The technique of Yoga as a method of striking a balance between consciousness and objects is the first part of the individual's return to the universal. The second part of this attempt is the still higher stage of meditation by which the realisation comes that consciousness and its objects are not merely in a state of organised balance but form one unitary being. Philosophers like Kant, in the West, with all their acuteness of analysis, came to the conclusion that Reality cannot be known by consciousness, because of the difficulty in getting rid of the usual intellectual prejudice that the object of consciousness has always to be outside itself. This led Kant to the position of what he calls the paralogisms of conflict in philosophical position in regard to the truth of the mutual relation among God, the world and the individual.
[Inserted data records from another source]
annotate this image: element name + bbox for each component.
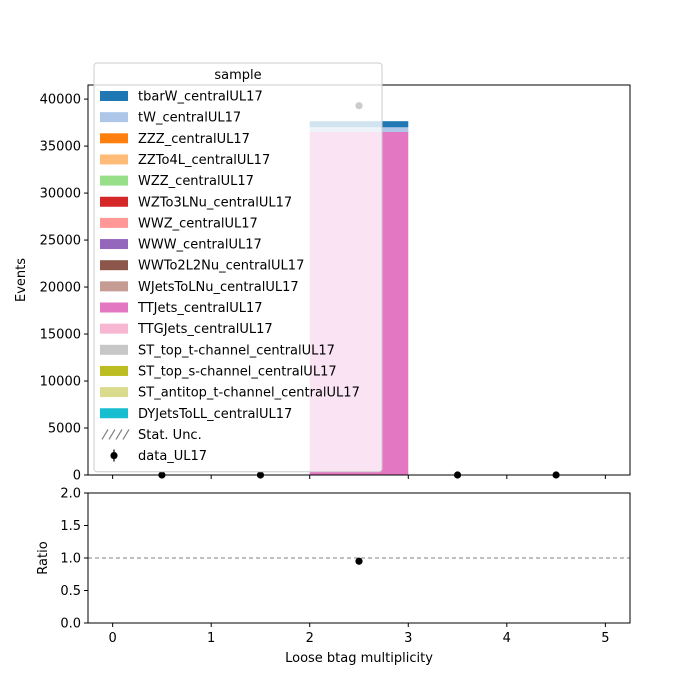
x-tick-label: 4 [503,631,511,646]
legend-label-ttgjets-centralul17: TTGJets_centralUL17 [137,322,273,337]
legend-swatch-wzto3lnu-centralul17 [100,196,128,207]
legend-swatch-zzto4l-centralul17 [100,154,128,165]
legend-box [93,62,383,473]
legend-label-zzto4l-centralul17: ZZTo4L_centralUL17 [138,153,270,168]
ratio-axes-frame [87,492,631,624]
legend-label-tw-centralul17: tW_centralUL17 [138,111,241,126]
legend-label-www-centralul17: WWW_centralUL17 [138,238,262,253]
legend-swatch-www-centralul17 [100,239,128,250]
ratio-point [355,557,363,565]
main-y-tick-label: 25000 [40,234,81,249]
hatch-line [122,429,130,440]
legend-swatch-stat-unc [101,429,130,440]
main-y-tick-label: 40000 [40,93,81,108]
legend-label-data-ul17: data_UL17 [138,449,207,464]
legend-label-st-antitop-t-channel-centralul17: ST_antitop_t-channel_centralUL17 [138,386,360,401]
legend-swatch-dyjetstoll-centralul17 [100,408,128,419]
ratio-y-tick-label: 0.5 [60,584,81,599]
legend-swatch-ttgjets-centralul17 [100,323,128,334]
legend-swatch-tbarw-centralul17 [100,91,128,101]
legend-swatch-wwto2l2nu-centralul17 [100,260,128,271]
ratio-x-ticks: 0 1 2 3 4 5 [108,623,610,646]
hatch-line [108,429,116,440]
legend-label-st-top-t-channel-centralul17: ST_top_t-channel_centralUL17 [138,343,335,358]
main-y-tick-label: 15000 [40,328,81,343]
legend-title: sample [214,68,261,83]
main-x-ticks [112,475,606,479]
legend-label-st-top-s-channel-centralul17: ST_top_s-channel_centralUL17 [138,364,337,379]
legend-swatch-st-antitop-t-channel-centralul17 [100,387,128,398]
legend-label-tbarw-centralul17: tbarW_centralUL17 [138,90,263,105]
x-tick-label: 3 [404,631,412,646]
legend-label-wzz-centralul17: WZZ_centralUL17 [138,174,254,189]
main-y-tick-label: 0 [73,469,81,484]
legend-swatch-data [110,449,118,462]
ratio-y-tick-label: 1.5 [60,519,81,534]
legend-entries: tbarW_centralUL17 tW_centralUL17 ZZZ_centr… [100,90,360,464]
ratio-y-tick-label: 2.0 [60,487,81,502]
legend-swatch-st-top-s-channel-centralul17 [100,365,128,376]
legend-label-stat-unc-: Stat. Unc. [138,428,202,443]
ratio-points [355,557,363,565]
legend-swatch-wzz-centralul17 [100,175,128,186]
x-axis-label: Loose btag multiplicity [285,651,433,666]
legend-label-wwz-centralul17: WWZ_centralUL17 [138,216,258,231]
main-y-tick-label: 20000 [40,281,81,296]
x-tick-label: 2 [306,631,314,646]
legend-label-ttjets-centralul17: TTJets_centralUL17 [137,301,263,316]
legend-label-wjetstolnu-centralul17: WJetsToLNu_centralUL17 [138,280,299,295]
legend-label-wwto2l2nu-centralul17: WWTo2L2Nu_centralUL17 [138,259,304,274]
legend-swatch-tw-centralul17 [100,112,128,123]
legend-label-dyjetstoll-centralul17: DYJetsToLL_centralUL17 [138,407,292,422]
legend-swatch-zzz-centralul17 [100,133,128,144]
errorbar-marker [110,451,118,460]
main-y-ticks: 0 5000 10000 15000 20000 25000 30000 35000 40000 [40,93,88,484]
ratio-y-ticks: 0.0 0.5 1.0 1.5 2.0 [60,487,88,632]
x-tick-label: 0 [108,631,116,646]
main-y-tick-label: 5000 [48,422,81,437]
main-y-tick-label: 10000 [40,375,81,390]
hatch-line [115,429,123,440]
legend-swatch-ttjets-centralul17 [100,302,128,313]
legend-label-wzto3lnu-centralul17: WZTo3LNu_centralUL17 [138,195,292,210]
legend-swatch-wjetstolnu-centralul17 [100,281,128,292]
ratio-y-tick-label: 1.0 [60,552,81,567]
main-y-tick-label: 35000 [40,140,81,155]
legend-swatch-wwz-centralul17 [100,217,128,228]
legend-label-zzz-centralul17: ZZZ_centralUL17 [138,132,250,147]
x-tick-label: 5 [601,631,609,646]
ratio-y-axis-label: Ratio [36,541,51,574]
ratio-panel: 0.0 0.5 1.0 1.5 2.0 0 1 2 3 4 5 Ratio Loose btag … [36,487,631,666]
main-y-tick-label: 30000 [40,187,81,202]
legend: sample tbarW_centralUL17 tW_centralUL17 ZZ… [93,62,383,473]
legend-swatch-st-top-t-channel-centralul17 [100,344,128,355]
x-tick-label: 1 [207,631,215,646]
hatch-line [101,429,109,440]
main-y-axis-label: Events [14,258,29,302]
ratio-y-tick-label: 0.0 [60,617,81,632]
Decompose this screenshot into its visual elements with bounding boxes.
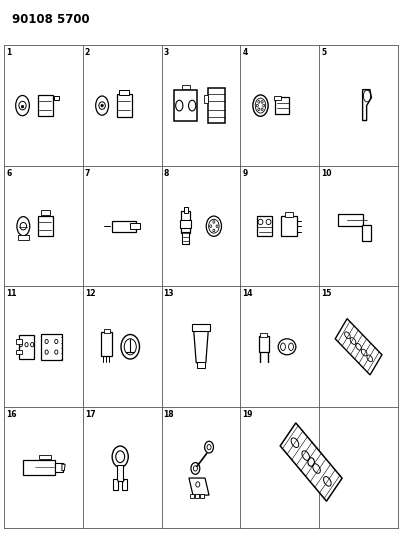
Text: 14: 14 (242, 289, 252, 298)
Bar (192, 325, 209, 331)
Bar (199, 494, 203, 498)
Bar (260, 333, 266, 337)
Bar (41, 334, 61, 360)
Text: 7: 7 (85, 168, 90, 177)
Bar (103, 329, 110, 333)
Text: 2: 2 (85, 48, 90, 57)
Polygon shape (188, 478, 209, 495)
Bar (274, 97, 288, 114)
Polygon shape (193, 331, 208, 363)
Polygon shape (113, 479, 118, 490)
Bar (116, 94, 132, 117)
Bar (38, 216, 53, 236)
Bar (54, 96, 59, 100)
Text: 1: 1 (6, 48, 11, 57)
Bar (258, 336, 268, 352)
Ellipse shape (112, 446, 128, 467)
Polygon shape (122, 479, 127, 490)
Text: 16: 16 (6, 410, 16, 419)
Bar (119, 90, 129, 95)
Ellipse shape (17, 216, 30, 236)
Bar (190, 494, 194, 498)
Bar (41, 211, 50, 215)
Text: 17: 17 (85, 410, 95, 419)
Bar (361, 224, 370, 240)
Ellipse shape (95, 96, 108, 115)
Bar (16, 350, 22, 354)
Bar (180, 220, 191, 228)
Polygon shape (62, 464, 65, 471)
Polygon shape (23, 460, 55, 475)
Bar (183, 207, 187, 213)
Polygon shape (55, 463, 63, 472)
Bar (19, 335, 34, 359)
Bar (273, 96, 280, 100)
Bar (196, 362, 205, 368)
Bar (38, 95, 53, 116)
Text: 5: 5 (320, 48, 326, 57)
Ellipse shape (206, 216, 221, 236)
Bar (181, 85, 189, 89)
Bar (280, 216, 296, 236)
Bar (203, 95, 207, 103)
Bar (279, 423, 341, 501)
Bar (100, 333, 111, 356)
Ellipse shape (121, 335, 139, 359)
Ellipse shape (204, 441, 213, 453)
Bar (130, 223, 140, 229)
Bar (338, 214, 362, 225)
Text: 10: 10 (320, 168, 331, 177)
Bar (334, 319, 381, 375)
Ellipse shape (190, 463, 199, 474)
Text: 3: 3 (163, 48, 168, 57)
Text: 9: 9 (242, 168, 247, 177)
Bar (284, 212, 292, 216)
Polygon shape (362, 90, 371, 120)
Bar (207, 88, 224, 123)
Ellipse shape (277, 339, 295, 355)
Bar (174, 90, 197, 121)
Ellipse shape (21, 106, 24, 108)
Text: 6: 6 (6, 168, 11, 177)
Bar (112, 221, 136, 231)
Bar (181, 211, 190, 232)
Text: 4: 4 (242, 48, 247, 57)
Text: 13: 13 (163, 289, 174, 298)
Ellipse shape (252, 95, 267, 116)
Bar (182, 232, 189, 244)
Text: 15: 15 (320, 289, 331, 298)
Ellipse shape (101, 104, 103, 107)
Text: 90108 5700: 90108 5700 (12, 13, 89, 26)
Text: 18: 18 (163, 410, 174, 419)
Text: 12: 12 (85, 289, 95, 298)
Bar (194, 494, 198, 498)
Bar (256, 216, 271, 236)
Text: 8: 8 (163, 168, 168, 177)
Text: 11: 11 (6, 289, 16, 298)
Bar (39, 455, 51, 459)
Bar (18, 235, 29, 239)
Bar (117, 465, 123, 481)
Ellipse shape (16, 95, 29, 116)
Bar (16, 340, 22, 344)
Text: 19: 19 (242, 410, 252, 419)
This difficulty is overcome in the philosophy of the Bhagavadgita and the Upanishads, a careful study of which every student of Yoga should make, going to the essential spirit of these teachings. It is outside the scope of this essay to go into details of the great gospels given by these scriptures to humanity, which constitute an independent subject by it. It is hoped that seekers on the spiritual path will fare well if they take note of all these unavoidable aspects of their spiritual life, and where sincerity is the keynote, God is sure to shower his blessings.